Because of anthrax, a lot of people were scared to open their mail. In 2001, it was a scare that was potentially crippling to business. There was no online invoicing yet. There was no electronic banking. We sold sports cards to our distributors and direct accounts. They would not open their invoices, and they would not mail checks. In the fourth quarter of 2001, the result was a crushing cashflow problem that crippled the sports collectibles industry, along with many other business sectors.
Bruce Edwards Ivins, a scientist at the government’s biodefense labs at Fort Detrick in Frederick, Maryland, was declared by the FBI as the man responsible for the attacks. Ivins committed suicide with an overdose of acetaminophen in 2008.
A Slow Return to the New Normal
By 2002, things were getting back to normal. Sports resumed, shows were happening, and people were emotionally scarred by 9/11 but moving forward.
As far away as Seattle was from New York, the attacks affected everyone. One of our neighbors was a firefighter in Tacoma who, like many firefighters from across the country, travelled to New York to help with the clean up. After returning, he told ne about the worst thing he saw.
“I found a hand,” he said. “I opened it up, and there was a child’s hand inside. There was a daycare under the towers, and we guessed this was someone trying to lead a child out of there.”
He started crying as he told me.
“I was doing well and holding it together up until that moment,” he sobbed.
The Marriott was destroyed when the towers came down. I will never forget my first trip back to New York, flying over the massive hole that had been the World Trade Center.
One of the discussions we would often have in Phil Roth’s office was about the role of sports cards in every day lives. What we were doing seemed so insignificant. Sports seemed so insignificant.
But after 9/11, our attitude changed when things edged their way back to normality. America needed sports to return. We needed everything positive sports brought – from the distraction, to the excitement, to the way that watching games and cheering on our favorite teams brought us together. When sports returned, it was like a statement to the world that no one could deny America the pleasure of enjoying the most Americans things.

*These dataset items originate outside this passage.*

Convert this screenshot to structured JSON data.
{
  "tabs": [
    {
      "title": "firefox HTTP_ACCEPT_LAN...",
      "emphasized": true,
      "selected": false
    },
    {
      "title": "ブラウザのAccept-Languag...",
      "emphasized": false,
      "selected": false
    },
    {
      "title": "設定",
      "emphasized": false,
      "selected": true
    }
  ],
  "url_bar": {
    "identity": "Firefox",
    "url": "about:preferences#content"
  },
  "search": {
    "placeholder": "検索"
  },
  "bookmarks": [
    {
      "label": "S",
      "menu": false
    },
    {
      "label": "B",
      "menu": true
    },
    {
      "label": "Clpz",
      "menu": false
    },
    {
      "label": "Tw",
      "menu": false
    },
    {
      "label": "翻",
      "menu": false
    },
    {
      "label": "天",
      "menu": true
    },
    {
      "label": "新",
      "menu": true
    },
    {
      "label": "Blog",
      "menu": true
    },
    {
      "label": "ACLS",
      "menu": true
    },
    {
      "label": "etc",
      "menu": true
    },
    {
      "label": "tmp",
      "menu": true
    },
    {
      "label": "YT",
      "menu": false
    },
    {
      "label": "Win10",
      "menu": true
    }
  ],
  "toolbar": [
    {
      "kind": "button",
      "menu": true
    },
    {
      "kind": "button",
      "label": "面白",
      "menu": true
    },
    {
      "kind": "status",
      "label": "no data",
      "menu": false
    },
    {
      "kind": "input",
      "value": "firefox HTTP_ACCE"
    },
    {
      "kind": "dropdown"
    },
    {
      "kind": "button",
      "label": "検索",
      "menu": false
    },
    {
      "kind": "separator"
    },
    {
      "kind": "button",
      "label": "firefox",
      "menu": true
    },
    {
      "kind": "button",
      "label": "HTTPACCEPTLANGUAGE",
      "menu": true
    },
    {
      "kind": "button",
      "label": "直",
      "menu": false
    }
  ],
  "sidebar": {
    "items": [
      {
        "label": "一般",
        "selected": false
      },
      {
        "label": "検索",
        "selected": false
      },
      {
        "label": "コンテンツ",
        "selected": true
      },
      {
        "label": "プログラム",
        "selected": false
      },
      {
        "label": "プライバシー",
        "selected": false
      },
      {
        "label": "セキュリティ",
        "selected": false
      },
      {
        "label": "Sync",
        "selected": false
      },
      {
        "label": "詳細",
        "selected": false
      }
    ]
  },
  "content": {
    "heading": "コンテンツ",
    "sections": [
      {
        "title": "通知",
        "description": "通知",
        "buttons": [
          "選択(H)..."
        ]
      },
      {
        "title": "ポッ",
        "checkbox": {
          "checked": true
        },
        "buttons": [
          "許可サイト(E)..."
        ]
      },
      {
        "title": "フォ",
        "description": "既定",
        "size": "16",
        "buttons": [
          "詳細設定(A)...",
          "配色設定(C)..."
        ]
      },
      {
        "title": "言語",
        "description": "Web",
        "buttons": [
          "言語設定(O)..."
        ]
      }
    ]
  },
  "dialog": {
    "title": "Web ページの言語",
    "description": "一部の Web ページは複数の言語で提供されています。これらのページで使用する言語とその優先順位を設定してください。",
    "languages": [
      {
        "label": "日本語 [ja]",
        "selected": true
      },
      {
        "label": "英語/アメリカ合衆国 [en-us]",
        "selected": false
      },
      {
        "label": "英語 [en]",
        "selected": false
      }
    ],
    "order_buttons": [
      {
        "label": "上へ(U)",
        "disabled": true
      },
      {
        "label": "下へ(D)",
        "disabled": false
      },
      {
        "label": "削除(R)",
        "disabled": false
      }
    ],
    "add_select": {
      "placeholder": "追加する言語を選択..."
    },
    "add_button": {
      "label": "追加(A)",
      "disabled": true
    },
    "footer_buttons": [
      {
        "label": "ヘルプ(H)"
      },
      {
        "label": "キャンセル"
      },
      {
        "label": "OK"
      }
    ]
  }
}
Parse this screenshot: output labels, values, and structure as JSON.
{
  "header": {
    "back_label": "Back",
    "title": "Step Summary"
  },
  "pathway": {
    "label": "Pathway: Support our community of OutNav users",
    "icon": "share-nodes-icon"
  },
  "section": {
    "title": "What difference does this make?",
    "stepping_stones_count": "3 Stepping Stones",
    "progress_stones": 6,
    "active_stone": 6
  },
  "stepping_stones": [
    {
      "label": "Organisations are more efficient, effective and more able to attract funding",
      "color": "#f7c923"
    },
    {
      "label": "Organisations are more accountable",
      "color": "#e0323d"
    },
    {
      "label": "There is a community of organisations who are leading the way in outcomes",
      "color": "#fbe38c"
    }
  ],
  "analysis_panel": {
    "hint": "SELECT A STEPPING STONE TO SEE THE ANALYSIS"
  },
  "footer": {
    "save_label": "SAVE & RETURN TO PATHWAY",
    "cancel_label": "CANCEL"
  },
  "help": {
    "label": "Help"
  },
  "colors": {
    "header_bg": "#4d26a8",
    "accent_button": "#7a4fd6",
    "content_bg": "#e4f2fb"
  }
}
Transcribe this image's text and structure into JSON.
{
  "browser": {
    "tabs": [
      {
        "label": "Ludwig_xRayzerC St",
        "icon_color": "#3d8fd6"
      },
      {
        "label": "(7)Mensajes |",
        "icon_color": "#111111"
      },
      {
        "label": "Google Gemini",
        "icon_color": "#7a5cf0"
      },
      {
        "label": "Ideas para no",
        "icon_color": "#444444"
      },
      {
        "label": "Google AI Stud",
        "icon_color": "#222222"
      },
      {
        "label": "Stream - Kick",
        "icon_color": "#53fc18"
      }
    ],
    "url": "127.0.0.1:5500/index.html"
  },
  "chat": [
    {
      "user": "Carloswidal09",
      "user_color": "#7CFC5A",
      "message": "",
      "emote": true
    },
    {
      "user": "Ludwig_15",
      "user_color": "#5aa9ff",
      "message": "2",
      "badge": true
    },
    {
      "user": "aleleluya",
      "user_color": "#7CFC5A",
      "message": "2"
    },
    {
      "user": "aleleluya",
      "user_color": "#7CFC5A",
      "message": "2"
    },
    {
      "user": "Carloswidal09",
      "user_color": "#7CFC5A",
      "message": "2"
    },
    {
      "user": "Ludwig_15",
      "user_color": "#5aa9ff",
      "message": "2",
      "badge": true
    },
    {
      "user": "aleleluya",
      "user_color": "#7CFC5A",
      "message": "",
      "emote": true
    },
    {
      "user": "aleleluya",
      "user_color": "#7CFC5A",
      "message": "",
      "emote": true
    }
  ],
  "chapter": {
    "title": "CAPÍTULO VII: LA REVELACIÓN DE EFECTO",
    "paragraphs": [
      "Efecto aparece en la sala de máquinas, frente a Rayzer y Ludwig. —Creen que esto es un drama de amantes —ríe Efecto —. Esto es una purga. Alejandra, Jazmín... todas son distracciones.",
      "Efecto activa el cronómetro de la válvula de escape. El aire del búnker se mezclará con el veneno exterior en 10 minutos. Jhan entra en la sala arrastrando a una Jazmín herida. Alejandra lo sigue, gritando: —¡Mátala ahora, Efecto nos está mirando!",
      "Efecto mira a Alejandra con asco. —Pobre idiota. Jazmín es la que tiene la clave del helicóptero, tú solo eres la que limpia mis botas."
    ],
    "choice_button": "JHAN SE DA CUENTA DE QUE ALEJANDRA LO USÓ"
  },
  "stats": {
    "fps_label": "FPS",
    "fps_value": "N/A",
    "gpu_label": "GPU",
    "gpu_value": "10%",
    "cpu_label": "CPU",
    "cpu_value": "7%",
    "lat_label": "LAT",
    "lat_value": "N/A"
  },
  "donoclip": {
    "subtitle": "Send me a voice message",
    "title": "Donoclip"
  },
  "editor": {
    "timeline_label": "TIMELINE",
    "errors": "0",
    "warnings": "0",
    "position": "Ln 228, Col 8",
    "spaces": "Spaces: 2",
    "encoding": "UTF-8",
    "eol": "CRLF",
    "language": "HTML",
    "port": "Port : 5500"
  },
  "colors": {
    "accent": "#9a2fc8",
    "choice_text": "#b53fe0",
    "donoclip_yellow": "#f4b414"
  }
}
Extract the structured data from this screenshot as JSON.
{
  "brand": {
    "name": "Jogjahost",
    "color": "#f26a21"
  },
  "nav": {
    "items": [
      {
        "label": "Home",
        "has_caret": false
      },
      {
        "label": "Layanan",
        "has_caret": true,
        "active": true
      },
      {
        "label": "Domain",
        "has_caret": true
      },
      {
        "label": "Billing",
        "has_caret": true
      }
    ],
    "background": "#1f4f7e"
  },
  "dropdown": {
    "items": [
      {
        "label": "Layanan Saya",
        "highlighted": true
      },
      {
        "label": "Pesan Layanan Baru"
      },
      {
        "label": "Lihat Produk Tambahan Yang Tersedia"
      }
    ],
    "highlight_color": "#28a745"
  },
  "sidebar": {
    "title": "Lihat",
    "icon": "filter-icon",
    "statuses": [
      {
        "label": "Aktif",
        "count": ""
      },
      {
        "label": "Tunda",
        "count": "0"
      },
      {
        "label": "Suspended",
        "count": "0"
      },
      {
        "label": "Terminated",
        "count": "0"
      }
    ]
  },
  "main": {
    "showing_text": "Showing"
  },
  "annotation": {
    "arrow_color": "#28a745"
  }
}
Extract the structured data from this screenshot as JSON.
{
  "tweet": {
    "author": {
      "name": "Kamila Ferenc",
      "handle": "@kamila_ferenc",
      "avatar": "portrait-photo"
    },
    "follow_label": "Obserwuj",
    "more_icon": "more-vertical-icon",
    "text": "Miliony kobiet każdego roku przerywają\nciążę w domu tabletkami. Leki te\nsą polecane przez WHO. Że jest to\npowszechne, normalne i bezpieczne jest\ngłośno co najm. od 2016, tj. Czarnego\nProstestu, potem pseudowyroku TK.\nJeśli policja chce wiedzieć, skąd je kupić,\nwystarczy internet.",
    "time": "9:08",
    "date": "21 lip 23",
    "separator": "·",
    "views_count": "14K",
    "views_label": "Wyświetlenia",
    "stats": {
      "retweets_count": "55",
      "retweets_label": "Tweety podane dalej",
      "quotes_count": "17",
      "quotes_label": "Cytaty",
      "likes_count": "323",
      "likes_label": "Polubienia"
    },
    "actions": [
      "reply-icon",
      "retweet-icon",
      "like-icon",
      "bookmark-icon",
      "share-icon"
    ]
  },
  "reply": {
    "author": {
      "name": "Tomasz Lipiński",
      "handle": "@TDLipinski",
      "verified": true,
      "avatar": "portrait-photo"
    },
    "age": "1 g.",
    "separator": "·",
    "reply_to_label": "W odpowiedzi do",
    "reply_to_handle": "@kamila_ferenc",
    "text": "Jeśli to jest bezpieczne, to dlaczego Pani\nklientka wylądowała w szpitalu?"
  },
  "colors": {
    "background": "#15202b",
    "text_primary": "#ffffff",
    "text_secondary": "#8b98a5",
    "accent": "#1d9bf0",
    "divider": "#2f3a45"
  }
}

And nothing is more American than baseball cards and football cards.
Back to Card Shows
When business resumed and people started opening their mail and doing business again, sales and cashflow started to get better for everyone. I remember the first show I went to after 9/11. It was in Montreal at the Maurice Richard Arena in the Olympic Stadium complex. The plane trip was an eye opener. Take off your belt. Take off your shoes. Anyone who even remotely looked Middle Eastern drew sneers from other passengers. It was the first time I had really been in the middle of Islamophobia and systemic racism against people from that part of the world. I will never forget how sickening that feeling was.
Leandre Normand was the Montreal show promoter. It focused on hockey, but there was also a special area for Smurfs collectibles. I didn’t even know that was a thing. I always thought that the sports card and comic people didn’t mix well at shows. But putting die hard Montreal Canadiens collectors in the same room as collectors of “Les Shtroumphes” was an entirely different social petrie dish. I wonder what a PSA 10 Refractor one-of-one of Gargamel would sell for.
The most memorable item for sale was a t-shirt that a dealer who was originally from Pakistan had made. He was a guy I talked to at every Canadian show, and one of the nicest people in the business. But there was a language barrier for him, not just because he had only been in Canada for a few years, but also because of the French-English thing in Montreal. The t-shirts he made were his tribute to 9/11. They had an American flag design and read: “America: My Favorite Home!”
He was so proud of them. I felt bad that people at the show were giggling about it and mocking him.
As the year went on, sports card designs became very patriotic. Every product, it seemed, had some sort of insert set that tugged on American heart strings. It wasn’t done in an effort to make money. It was more of an emotional thing for the product development people and the designers.
The biggest difference I noticed after 9/11 at Pacific is one of the reasons I loved working there. Mike Cramer treated us all like family. He was a passionate collector, so he understood the mindset of collecting much more than other CEOs did. But he was also a passionate person. He cared about all of us. Every time any of us got on a plane to go to a show or on a business trip, the last thing we did before leaving the building was get a hug from Mike. Air travel was never looked at the same. If we were going anywhere, Mike and Phil would give us a hug before we left. Until the day we closed in 2004, that was a tradition.
Today, we have an entire generation that has grown up only having a vague idea of what 9/11 was. They don’t have a reference point. To them, it’s like World War II was for us. There are movies and it’s in history books, but it seems so far away and unimaginable.
It was a difficult time for everyone. And a love of sports cards and sports helped many collectors cherish everything America stands for and get through one of the most difficult times in the history of the United States.